Creation of African Digital Footprint through Content and Storytelling
The unique outlook of African creatives has been elevated in a world inundated by Western and European gazes. MaXhosa (@maxhosa) and TshepoJeans (@tshepojeans) are further admirable examples that have recorded growth through traditional outlet stores in the midst of the global decline of retail. The extravagant and unique personal styles of Rich Mnisi (@therichmnisi) and Adebayo Oke-Lawal (@theorangenerd) on social media have become billboards to their respective brand stories and businesses. Brands like Bloke Nigeria (@bloke_ng) by Faith Oluwajimi were thrust into the international coverage with their unique content of colourful couture and bold batiks. Uniform ZA by Luke Radloff (@uniformza) is another example of a brand that’s adopted a uniquely African outlook that’s inspired by minibus taxis and Jojo water tanks to express high fashion. Thebe Magugu (@thebemagugu) continues to push the boundaries and the sense of what is possible in African fashion with the ‘Porte-Bonheurs’ project, uplifting communities through creative skills. Ntando XV’s (@ntandoxv) Project 0.9, a first of its kind digital showcase that was revealed one look at a time, was another roaring example of a fashion labour of love that interrogated artistic integrity, bringing narratives that had been placed on the peripheries of fashion and making them center stage.
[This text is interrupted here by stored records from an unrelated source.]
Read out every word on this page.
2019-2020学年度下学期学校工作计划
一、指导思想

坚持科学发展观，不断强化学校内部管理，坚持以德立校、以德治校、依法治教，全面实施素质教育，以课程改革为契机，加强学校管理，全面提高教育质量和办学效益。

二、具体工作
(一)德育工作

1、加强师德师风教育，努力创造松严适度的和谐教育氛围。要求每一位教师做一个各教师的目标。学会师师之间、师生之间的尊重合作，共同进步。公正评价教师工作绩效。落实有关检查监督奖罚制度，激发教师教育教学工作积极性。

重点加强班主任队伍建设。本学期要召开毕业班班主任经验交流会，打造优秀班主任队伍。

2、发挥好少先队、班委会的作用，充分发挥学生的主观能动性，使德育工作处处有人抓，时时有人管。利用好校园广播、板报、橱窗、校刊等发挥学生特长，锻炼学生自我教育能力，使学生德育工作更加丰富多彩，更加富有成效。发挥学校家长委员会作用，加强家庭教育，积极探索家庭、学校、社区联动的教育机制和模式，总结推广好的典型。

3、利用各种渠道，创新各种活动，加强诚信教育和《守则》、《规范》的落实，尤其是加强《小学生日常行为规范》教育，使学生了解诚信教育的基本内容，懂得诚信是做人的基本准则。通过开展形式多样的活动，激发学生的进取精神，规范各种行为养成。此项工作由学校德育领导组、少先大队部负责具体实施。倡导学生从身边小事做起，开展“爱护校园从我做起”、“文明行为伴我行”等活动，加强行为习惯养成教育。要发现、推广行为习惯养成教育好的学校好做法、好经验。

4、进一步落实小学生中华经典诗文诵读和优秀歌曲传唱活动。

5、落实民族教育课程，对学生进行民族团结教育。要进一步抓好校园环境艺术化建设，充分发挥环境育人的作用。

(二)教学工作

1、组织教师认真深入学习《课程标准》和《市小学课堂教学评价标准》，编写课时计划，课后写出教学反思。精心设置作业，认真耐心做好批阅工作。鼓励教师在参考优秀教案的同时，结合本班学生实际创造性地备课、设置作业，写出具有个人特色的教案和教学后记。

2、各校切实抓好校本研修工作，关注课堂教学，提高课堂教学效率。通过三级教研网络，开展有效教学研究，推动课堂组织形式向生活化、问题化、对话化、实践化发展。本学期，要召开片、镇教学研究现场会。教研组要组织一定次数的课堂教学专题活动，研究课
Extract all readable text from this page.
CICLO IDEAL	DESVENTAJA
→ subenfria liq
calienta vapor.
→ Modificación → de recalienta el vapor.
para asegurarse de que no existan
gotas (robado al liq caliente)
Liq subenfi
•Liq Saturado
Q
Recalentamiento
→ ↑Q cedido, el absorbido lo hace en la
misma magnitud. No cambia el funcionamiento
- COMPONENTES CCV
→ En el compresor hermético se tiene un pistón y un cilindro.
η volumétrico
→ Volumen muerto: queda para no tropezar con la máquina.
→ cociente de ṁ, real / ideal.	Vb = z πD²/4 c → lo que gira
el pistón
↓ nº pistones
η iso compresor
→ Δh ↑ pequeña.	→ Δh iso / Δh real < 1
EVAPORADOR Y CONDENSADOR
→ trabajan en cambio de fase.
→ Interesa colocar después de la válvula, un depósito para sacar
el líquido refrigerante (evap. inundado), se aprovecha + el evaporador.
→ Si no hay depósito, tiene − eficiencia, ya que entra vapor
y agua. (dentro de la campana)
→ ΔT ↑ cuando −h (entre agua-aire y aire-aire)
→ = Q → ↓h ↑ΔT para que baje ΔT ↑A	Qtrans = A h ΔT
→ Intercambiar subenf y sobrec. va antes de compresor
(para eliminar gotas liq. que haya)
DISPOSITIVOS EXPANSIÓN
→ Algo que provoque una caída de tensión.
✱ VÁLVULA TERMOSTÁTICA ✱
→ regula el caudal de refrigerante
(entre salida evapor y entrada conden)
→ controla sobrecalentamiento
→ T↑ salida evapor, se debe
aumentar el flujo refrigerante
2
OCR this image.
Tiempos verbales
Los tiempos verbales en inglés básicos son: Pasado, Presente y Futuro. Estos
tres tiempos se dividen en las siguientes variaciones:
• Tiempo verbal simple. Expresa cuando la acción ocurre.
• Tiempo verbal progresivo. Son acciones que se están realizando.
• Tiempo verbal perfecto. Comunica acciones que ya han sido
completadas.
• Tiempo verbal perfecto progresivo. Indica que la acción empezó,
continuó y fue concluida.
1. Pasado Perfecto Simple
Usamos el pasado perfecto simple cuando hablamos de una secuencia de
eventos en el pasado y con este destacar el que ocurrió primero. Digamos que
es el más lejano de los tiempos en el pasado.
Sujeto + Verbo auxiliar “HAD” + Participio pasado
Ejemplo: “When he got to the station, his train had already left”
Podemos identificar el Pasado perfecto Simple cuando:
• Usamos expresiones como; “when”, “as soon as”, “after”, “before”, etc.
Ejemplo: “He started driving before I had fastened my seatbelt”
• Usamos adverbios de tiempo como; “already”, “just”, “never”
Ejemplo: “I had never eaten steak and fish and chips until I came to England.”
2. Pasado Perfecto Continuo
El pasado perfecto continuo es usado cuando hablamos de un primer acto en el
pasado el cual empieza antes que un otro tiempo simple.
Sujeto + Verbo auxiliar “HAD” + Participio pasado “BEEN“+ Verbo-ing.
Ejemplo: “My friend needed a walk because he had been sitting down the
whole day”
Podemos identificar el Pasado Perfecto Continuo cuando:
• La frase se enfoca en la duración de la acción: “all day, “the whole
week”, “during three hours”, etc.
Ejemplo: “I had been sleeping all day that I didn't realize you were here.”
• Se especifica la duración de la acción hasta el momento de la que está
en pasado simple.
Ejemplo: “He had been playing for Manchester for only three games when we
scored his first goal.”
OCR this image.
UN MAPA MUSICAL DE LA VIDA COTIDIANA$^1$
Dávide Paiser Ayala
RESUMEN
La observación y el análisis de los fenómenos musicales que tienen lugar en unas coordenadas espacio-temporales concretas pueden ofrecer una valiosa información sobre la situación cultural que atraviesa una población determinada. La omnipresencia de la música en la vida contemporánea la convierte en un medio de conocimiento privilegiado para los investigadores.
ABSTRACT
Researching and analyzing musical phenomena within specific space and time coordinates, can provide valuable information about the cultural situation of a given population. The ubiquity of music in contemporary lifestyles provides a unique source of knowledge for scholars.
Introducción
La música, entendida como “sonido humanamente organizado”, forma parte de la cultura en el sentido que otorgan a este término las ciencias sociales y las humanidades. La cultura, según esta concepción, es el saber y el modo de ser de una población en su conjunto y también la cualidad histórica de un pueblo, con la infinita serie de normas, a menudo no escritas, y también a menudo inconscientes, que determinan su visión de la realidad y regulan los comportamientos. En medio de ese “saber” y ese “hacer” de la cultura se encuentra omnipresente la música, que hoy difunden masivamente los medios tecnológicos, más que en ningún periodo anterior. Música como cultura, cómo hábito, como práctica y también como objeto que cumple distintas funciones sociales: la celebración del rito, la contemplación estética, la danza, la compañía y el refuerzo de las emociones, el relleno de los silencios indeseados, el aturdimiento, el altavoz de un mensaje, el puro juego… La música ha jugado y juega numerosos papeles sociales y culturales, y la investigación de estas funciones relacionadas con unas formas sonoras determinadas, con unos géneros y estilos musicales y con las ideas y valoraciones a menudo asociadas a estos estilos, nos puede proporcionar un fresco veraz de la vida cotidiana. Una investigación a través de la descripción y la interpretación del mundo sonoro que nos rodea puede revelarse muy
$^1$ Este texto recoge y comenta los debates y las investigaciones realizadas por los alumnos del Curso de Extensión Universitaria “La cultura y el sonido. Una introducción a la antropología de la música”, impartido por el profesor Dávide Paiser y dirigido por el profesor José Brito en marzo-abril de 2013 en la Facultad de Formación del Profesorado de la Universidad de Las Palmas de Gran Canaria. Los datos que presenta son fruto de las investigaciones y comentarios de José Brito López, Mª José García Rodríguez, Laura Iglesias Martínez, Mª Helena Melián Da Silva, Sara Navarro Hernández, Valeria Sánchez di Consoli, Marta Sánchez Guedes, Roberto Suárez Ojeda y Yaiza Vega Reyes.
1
Southern African fashion designer Thula Sindi has created a luxury African retail hub Africa Rise (@africarisestore) that houses the fashions of legendary David Tlale (@davidtlale), Ezokhetho (@ezokhetho), Richard Hoy (@Richard_Hoy), Mzukisi Mbane’s Imprint ZA (@imprintza) and accessories by Maria McCloy (@mariamccloy) and Zezandla (@zezandla)just to name a few. The business of African fashion continues to break the conventional protocol far and wide, with new store openings on the horizon. These collaborations have been a well-needed venture that has proved to be favourable to drive the industry forward. Collaborations between brands and emerging designers help push positive narratives and stories to the forefront, which has been excellent in opening doors and creating further opportunities for others.
Africa continues to power and empower through the insurmountable trials and tribulations, becoming more unapologetic in expressing its uniqueness, often with limited resources. From Lagos to Johannesburg, if the masses didn’t already know, Africa’s time certainly is now.